In a regrettable admission of age, I have noted that I’ve spent more than 55 years covering the political circus that controls the leadership of America.
Yet, nothing I have watched or covered during that time matches the obnoxious display of ego, rudeness and outright boorishness of the current president who disgraces his office and our country.
Robin Givhan, a writer I follow and admire in The Washington Post sums it up in the first two paragraphs of her analysis of the first presidential debate between Donald Trump and Joe Biden Tuesday night at Case Western University in Cleveland:
Donald Trump came to heckle. He came to interrupt and to pontificate and to flail his arms, batting away questions and facts in a chaotic fury. He was a boor and a troll, holding up his stubby mitts in an angry pantomime as he tried to halt the words coming from former vice president Joe Biden’s mouth. Trump seemed to believe that with a single rude hand gesture, one that he regularly uses to assert his dominance, he could hold back the truth, so he could be free to spin and hype and vent.
It was an exhausting mess that spun beyond moderator Chris Wallace’s control and outside the bounds of anything that could reasonably be called a debate. It was a 90-minute display of a president’s testosterone-fueled, unmanaged rage and insecurity.
Biden came to debate, God bless him. Trump arrived seemingly hopped up on grievance and indignation, determined to just bellow his way through the evening without ever having to answer a question or speak with clarity and sincerity to the home audience. He raised issues with Biden about his son Hunter’s foreign business dealings and then refused to let his political rival answer. He yammered about fake news and Hillary Clinton. He talked over both Biden and Wallace. He talked so much that it became impossible to even understand what he was talking about. He talked ceaselessly, and yet he said very little. He talked so much it was as though he was trying to pummel the viewer into submission with his words.
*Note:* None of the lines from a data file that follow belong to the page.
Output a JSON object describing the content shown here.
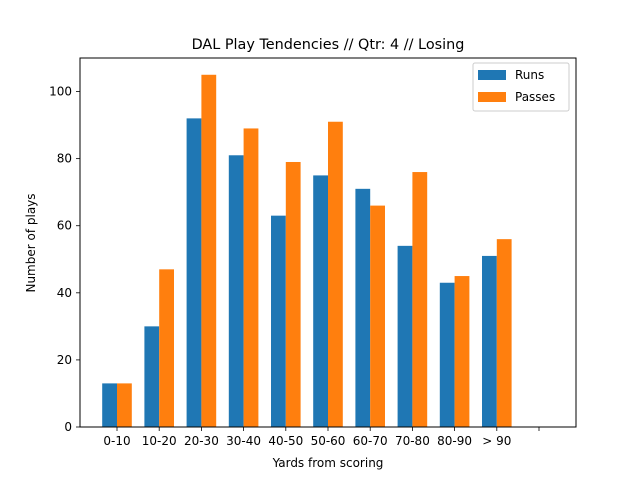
{
  "chart_data": {
    "type": "bar",
    "title": "DAL Play Tendencies // Qtr: 4 // Losing",
    "xlabel": "Yards from scoring",
    "ylabel": "Number of plays",
    "categories": [
      "0-10",
      "10-20",
      "20-30",
      "30-40",
      "40-50",
      "50-60",
      "60-70",
      "70-80",
      "80-90",
      "> 90",
      ""
    ],
    "series": [
      {
        "name": "Runs",
        "color": "#1f77b4",
        "values": [
          13,
          30,
          92,
          81,
          63,
          75,
          71,
          54,
          43,
          51,
          0
        ]
      },
      {
        "name": "Passes",
        "color": "#ff7f0e",
        "values": [
          13,
          47,
          105,
          89,
          79,
          91,
          66,
          76,
          45,
          56,
          0
        ]
      }
    ],
    "ylim": [
      0,
      110
    ],
    "yticks": [
      0,
      20,
      40,
      60,
      80,
      100
    ],
    "legend_position": "top-right",
    "grid": false
  }
}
Trump was still mouthing off after Wallace ended the debate. CBS news anchor Nora O’Donnell asked what many others were probably wondering: “Can we really have two more of these debates with the type of behavior that was displayed tonight?”
“As someone who has watched for 40 years,” said previous primary debate moderator George Stephanopoulos of ABC, “that was the worst presidential debate I have ever seen.”
“If hearing that this debate is over was music to your ears, you may not be alone,” said NBC “Nightly News” host Lester Holt, “I’m at a bit of a loss for words here to describe what we’ve just witnessed.”
As a newspaperman who has been watching televised presidential debates since the first one between John Kennedy and Richard Nixon, I can only agree, but what else can we expect from the worst president in all history, a documented liar, abuser of women and outright fraud who, somehow, has the support of about 30 percent of Americans. How can they even claim this pathetic man should be the president of our nation?
Trump came into the debate trailing badly with just five weeks to go before an election he should and must lose, if there is any hope left for the America he has destroyed in just under four years. He strived to unhinge former Vice President Joe Biden. He didn’t, but he did succeed to turn what should have been a serious debate on serious issues into a P.T. Barnum travesty of a sideshow with him as the only freak on the stage.
Writes Dan Balz:
No one alive has ever seen a presidential debate like Tuesday night’s unseemly shout fest between President Trump and former vice president Joe Biden — 90 minutes of invective, interruptions and personal insults. It was an insult to the public as well, and a sad example of the state of American democracy five weeks before the election.
Donald Trump did not act as a debater,” said MSNBC host Nicole Wallace. “Donald Trump was the abuser.”
She adds: “This felt like an assault. It felt like an assault on our senses. It felt like an assault on our presidential campaign process. It felt like another assault on our politics”
“I’m the most horrified I’ve been in my career as a political journalist,” tweeted New York Times op-ed writer David Brooks. He predicts: “This election won’t be close. Have faith in the American people!”
Let’s hope…and pray…that Brooks is right.